鉄鋼スラグを用いるケイ酸質肥料としては、転炉スラグを用いた製品が実用化されている。例えば、溶銑予備処理で生じる転炉スラグは、塩基度(CaO/SiO2)が3以下で可溶性ケイ酸を20〜35質量%、可溶性石灰を30〜45質量%、く溶性苦土を8質量%以下、く溶性マンガンを1〜8質量%、く溶性リン酸を5質量%未満含有するケイ酸質肥料として知られている(特許文献1)。このケイ酸質肥料は、可溶性ケイ酸を多く含有しかつその他有効なミネラル分が確保できる成分を有している。
一方、散布された造粒物が充分に肥料効果を発揮するためには、当該造粒物が土中で早期に崩壊し微粒形状に戻ることが求められる。
すなわち、経済的に効率良く、実際の農地で肥料効果を安定して享受し得る肥料製品を工業的に製造するためには、肥料効果に優れる成分を有する原料の選択に加え、製造時の造粒性に優れ、かつ造粒物が土中で早期に崩壊する肥料製品を提供することが重要である。
しかしながら、このケイ酸質肥料は、塩基度(CaO/SiO2)が3以下であるため、フリー石灰分が不足しバインダーとの間で充分強度を有する結合体の形成が困難となり、結果として造粒性が悪化して所定の製品粒径の歩留が悪化する。もしくは乾燥中の崩壊による造粒製品歩留の悪化を招いていた。

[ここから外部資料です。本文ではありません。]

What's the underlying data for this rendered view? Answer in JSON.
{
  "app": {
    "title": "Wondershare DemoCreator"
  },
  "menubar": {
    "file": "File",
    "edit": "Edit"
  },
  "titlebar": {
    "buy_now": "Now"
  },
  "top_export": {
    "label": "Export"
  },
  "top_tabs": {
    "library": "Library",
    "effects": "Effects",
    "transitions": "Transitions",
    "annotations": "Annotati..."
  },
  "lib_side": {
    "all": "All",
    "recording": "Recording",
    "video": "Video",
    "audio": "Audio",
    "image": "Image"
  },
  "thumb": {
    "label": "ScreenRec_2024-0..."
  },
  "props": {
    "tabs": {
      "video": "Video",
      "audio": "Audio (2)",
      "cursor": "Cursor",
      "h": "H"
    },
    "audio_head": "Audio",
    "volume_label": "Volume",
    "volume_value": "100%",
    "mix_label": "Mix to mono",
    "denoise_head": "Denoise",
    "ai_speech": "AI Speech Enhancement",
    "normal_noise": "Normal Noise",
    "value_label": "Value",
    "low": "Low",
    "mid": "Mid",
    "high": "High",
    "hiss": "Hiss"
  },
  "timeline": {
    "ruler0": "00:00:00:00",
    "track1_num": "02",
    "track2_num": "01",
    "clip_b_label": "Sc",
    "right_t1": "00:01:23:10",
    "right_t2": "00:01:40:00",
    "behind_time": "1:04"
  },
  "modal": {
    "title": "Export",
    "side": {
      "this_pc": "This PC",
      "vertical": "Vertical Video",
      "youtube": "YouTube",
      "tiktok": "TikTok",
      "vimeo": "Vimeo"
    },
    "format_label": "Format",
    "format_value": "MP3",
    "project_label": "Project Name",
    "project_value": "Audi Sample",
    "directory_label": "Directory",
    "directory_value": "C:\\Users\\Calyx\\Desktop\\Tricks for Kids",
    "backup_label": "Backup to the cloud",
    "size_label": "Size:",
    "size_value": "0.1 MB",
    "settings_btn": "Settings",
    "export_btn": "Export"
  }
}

そのため従来はより強力な結合力を持つバインダーを使用したり、バインダー添加量を増量したりすることで造粒性の悪化を補ってきた。
しかし、このようにバインダーによる結合力強化は肥料の土中崩壊性を悪化させ、当該製鋼スラグが持つ肥料成分の効果を安定的に発揮することが困難になると共に、高価なバインダーの大量使用による製造コストの悪化を招く問題を生じていた。
また、上記混合工程において、上記高炉スラグは、造粒後の製品許容最大ケイ酸質肥料粒径の60%以下の粒径で混合することを特徴とする。ここで、製品許容最大ケイ酸質肥料粒径とは、篩機による篩分け時の最大篩目を通過できる最大粒径をいう。
また、上記造粒工程は皿形造粒機を用いて造粒することを特徴とする。
本発明の主原料となる製鋼スラグは、20〜50重量%の鉄分、5〜30重量%の2CaO・SiO2、微量成分としてマグネシウム、リン酸、マンガン、ホウ素等を含む。この製鋼スラグは、塩基度(CaO/SiO2)が3以下、可溶性ケイ酸濃度が15〜35重量%、可溶性石灰が30〜45重量%のスラグである。塩基度が3を超えると造粒過程で過剰に固まりやすくなり、また相対的に可溶性ケイ酸濃度が低下する。好ましい塩基度は1.5以上3以下である。塩基度が1.5未満の場合もケイ酸のネットワークが強くなると予測されることから可溶性ケイ酸濃度が低下する。
可溶性ケイ酸濃度が15重量%未満ではケイ酸濃度が十分でなく、35重量%を超えてもケイ酸肥料としての効果が飽和する。また、可溶性石灰が30重量%未満では土壌を中和する能力が少なくなり、45重量%を超えると可溶性ケイ酸濃度が低下する。
好ましい高炉スラグは、塩基度が1.0〜1.5であり、微量成分として酸化マグネシウム、酸化マンガン等を含む。
製鉄所からから搬入される製鋼スラグ1は、粉砕工程2にて粉砕される。
粉砕工程2は、粗破砕工程、磁選工程および微粉砕化工程をへて粉砕され、篩目の大きさが600μm以下の粉体となるように製鋼スラグ1が粉砕される。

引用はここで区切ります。